It is not a hard thing to fall in love with Barcelona. In fact, it is quite easy.
This combination of a civilized European city with a Catalan sort of rudeness can make anyone fall in love with this city immediately.
If you are about to spend few days in Barcelona this summer, here are few tips for you.
Last summer I spent (only) five days in Barcelona mainly for work (photography) and partly to walk in the footsteps of Gaudi, Miro and Picasso. I did some homework to know what I wanted to see, though when I travel and visit another city, I hardly if ever make any plans and prefer to go with the flow and find my own way back. My only agenda was to take on Barcelona as much as possible, eat tapas you can't find anywhere in the world, follow the Arts of Picasso, Gaudi and my favorite Miro and feel like I was one of the actors in one of Almadovar movies.
And my plan worked!
I spent most of my time in the Gracia neighborhood, the magical area between Avinguda Diagonal and Passeig de Gracia. For me, Gracia was the Barcelona equivalent to the West Village in New York, so in a way, I was a bit biased.
Gracia is, without a doubt, the playground or the backyard of Gaudi. In a short radius in the neighborhood, one can find the Casa Mila, Casa Batlló and the "will never be completed" church, La Sagrada Familia. My important recommendation, which is valid everywhere in Barcelona is to keep your head up and eyes open, exploring the balconies with the colorful tiles, the paintings on the buildings, the sculpted rooftops and the good looking Spanish guys walking toward you in the streets.

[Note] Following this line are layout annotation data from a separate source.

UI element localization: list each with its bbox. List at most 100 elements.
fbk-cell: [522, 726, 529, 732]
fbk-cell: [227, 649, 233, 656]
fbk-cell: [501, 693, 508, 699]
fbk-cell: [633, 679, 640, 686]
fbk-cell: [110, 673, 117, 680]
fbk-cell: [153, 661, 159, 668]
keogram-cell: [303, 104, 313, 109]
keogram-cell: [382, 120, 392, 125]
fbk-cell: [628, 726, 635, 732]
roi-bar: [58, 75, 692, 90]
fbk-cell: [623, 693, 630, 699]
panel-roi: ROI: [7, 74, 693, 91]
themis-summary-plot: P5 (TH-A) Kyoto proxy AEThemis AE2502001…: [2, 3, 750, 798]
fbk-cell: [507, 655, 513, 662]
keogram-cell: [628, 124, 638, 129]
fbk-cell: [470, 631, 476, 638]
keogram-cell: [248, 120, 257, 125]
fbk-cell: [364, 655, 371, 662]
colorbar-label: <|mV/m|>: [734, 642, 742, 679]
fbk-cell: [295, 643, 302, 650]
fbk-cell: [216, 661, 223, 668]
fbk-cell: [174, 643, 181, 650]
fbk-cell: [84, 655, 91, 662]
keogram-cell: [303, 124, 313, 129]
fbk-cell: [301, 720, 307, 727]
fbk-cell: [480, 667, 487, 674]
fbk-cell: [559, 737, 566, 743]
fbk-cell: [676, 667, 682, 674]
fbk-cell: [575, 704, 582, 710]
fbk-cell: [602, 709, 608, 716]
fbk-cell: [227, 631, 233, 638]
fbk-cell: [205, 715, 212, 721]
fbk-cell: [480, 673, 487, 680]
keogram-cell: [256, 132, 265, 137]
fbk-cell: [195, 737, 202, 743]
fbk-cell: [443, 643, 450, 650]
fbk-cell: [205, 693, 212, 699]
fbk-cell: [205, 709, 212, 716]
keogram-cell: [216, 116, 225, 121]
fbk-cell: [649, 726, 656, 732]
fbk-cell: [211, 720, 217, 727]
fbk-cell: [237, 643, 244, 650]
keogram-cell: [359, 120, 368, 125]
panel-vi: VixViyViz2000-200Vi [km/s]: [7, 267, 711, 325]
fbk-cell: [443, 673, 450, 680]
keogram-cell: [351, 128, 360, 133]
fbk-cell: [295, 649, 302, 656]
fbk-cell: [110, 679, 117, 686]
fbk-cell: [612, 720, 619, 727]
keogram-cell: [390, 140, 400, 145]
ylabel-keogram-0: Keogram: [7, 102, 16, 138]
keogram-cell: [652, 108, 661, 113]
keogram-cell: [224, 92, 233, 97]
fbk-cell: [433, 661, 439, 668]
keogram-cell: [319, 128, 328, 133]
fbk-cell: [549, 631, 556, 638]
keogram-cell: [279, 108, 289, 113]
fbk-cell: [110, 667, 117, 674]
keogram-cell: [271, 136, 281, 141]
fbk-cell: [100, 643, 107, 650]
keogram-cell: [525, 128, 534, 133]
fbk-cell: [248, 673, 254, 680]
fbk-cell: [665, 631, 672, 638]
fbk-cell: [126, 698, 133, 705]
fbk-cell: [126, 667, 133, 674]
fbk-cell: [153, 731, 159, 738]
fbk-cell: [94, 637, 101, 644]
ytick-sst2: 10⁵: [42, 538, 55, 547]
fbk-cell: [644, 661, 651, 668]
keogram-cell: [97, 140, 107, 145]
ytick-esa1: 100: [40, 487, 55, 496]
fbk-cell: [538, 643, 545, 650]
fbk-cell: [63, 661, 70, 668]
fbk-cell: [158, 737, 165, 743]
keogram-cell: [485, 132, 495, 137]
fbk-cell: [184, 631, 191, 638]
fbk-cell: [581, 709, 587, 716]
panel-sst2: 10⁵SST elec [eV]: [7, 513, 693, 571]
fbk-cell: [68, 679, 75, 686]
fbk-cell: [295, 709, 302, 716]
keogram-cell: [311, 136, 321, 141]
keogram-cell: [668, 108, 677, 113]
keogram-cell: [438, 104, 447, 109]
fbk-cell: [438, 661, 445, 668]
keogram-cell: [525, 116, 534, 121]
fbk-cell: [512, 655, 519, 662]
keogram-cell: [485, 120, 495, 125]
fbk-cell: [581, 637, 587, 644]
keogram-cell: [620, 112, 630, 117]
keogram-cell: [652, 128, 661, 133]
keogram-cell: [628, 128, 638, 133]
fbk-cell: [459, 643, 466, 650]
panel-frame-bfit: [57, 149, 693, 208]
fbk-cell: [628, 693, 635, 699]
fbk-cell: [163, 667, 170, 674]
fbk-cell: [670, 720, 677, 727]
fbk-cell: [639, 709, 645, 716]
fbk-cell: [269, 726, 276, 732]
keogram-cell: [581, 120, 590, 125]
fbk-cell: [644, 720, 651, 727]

Of course I recommend to keep your eyes open on your bags and valuables because Barcelona is well known (unfortunately) for its streets muggers.
I stayed in a cute and well designed boutique hotel, located right on Mallorca street. Like most of the streets in this area, Mallorca is such a pictorial street. A tree-lined street with several cafes, it most importantly has a bakery which sells delicious home-made cakes and chocolates. Do not let the front of the hotel fool you. This is not another building in a residential neighborhood. The hotel rooms look like they came out of any European design magazine and everything is full of chic and class, as only the Catalans know. There's nothing like waking up every morning in a room with a huge window overlooking the street and smell the bread being baked in the bakery below.
Note to self: Do not even think you can see all of Barcelona in five days, by foot. As a typical New Yorker who walks a lot, I am often amused when I see a crowded tourist bus passing down Broadway. I promised myself that when I visit a city, I would never get on a tourist bus. Well. I couldn't keep my promises, and I found myself one morning on one of these buses. As someone who always prefers to walk the streets, I highly recommend riding one of these buses at least once, to explore the city.
These buses can be found on Placa de Catalunya and all bus companies offer more or less the same routes, perhaps with minor changes in ways and turns. This is an excellent opportunity to reach the hills of Barcelona, Park Guell, Tibidabo and the area of Sarria, an old neighborhood, a little further from the center. Wandering the alleys of Sarria made me feel like I was in a picturesque rural town from old times. It was also during the siesta time, so maybe that's why...
No doubt that all the wandering in the streets have increased my appetite. I was still keeping my agenda to explore Barcelona but also discover its food and eat.
Gracia is packed with great restaurants and tapas bars. In fact, I think most of the well-designed and high-end restaurants are concentrated in this neighborhood. Unfortunately, five days were not enough to sample and taste all the places I have marked to myself as a "must visit," but the ones I did visit were really worth it.
Moo restaurant in Hotel Omm and Principal restaurant, which are both located near Casa Mila, were great choices. Combining the dining with a view of the city from Casa Mila's rooftop at dusk was a winner!
Bar Lobo, with its long communal tables was also a great choice and alternative for late lunch or an early dinner. Watching the people walking by while munching on tapas and drinking red wine is a "must do."
And don't forget the beach, which is a great experience by itself. Five days are not enough in Barcelona, but if you skip the siestas and somehow manage to skip the long lines, you may see plenty.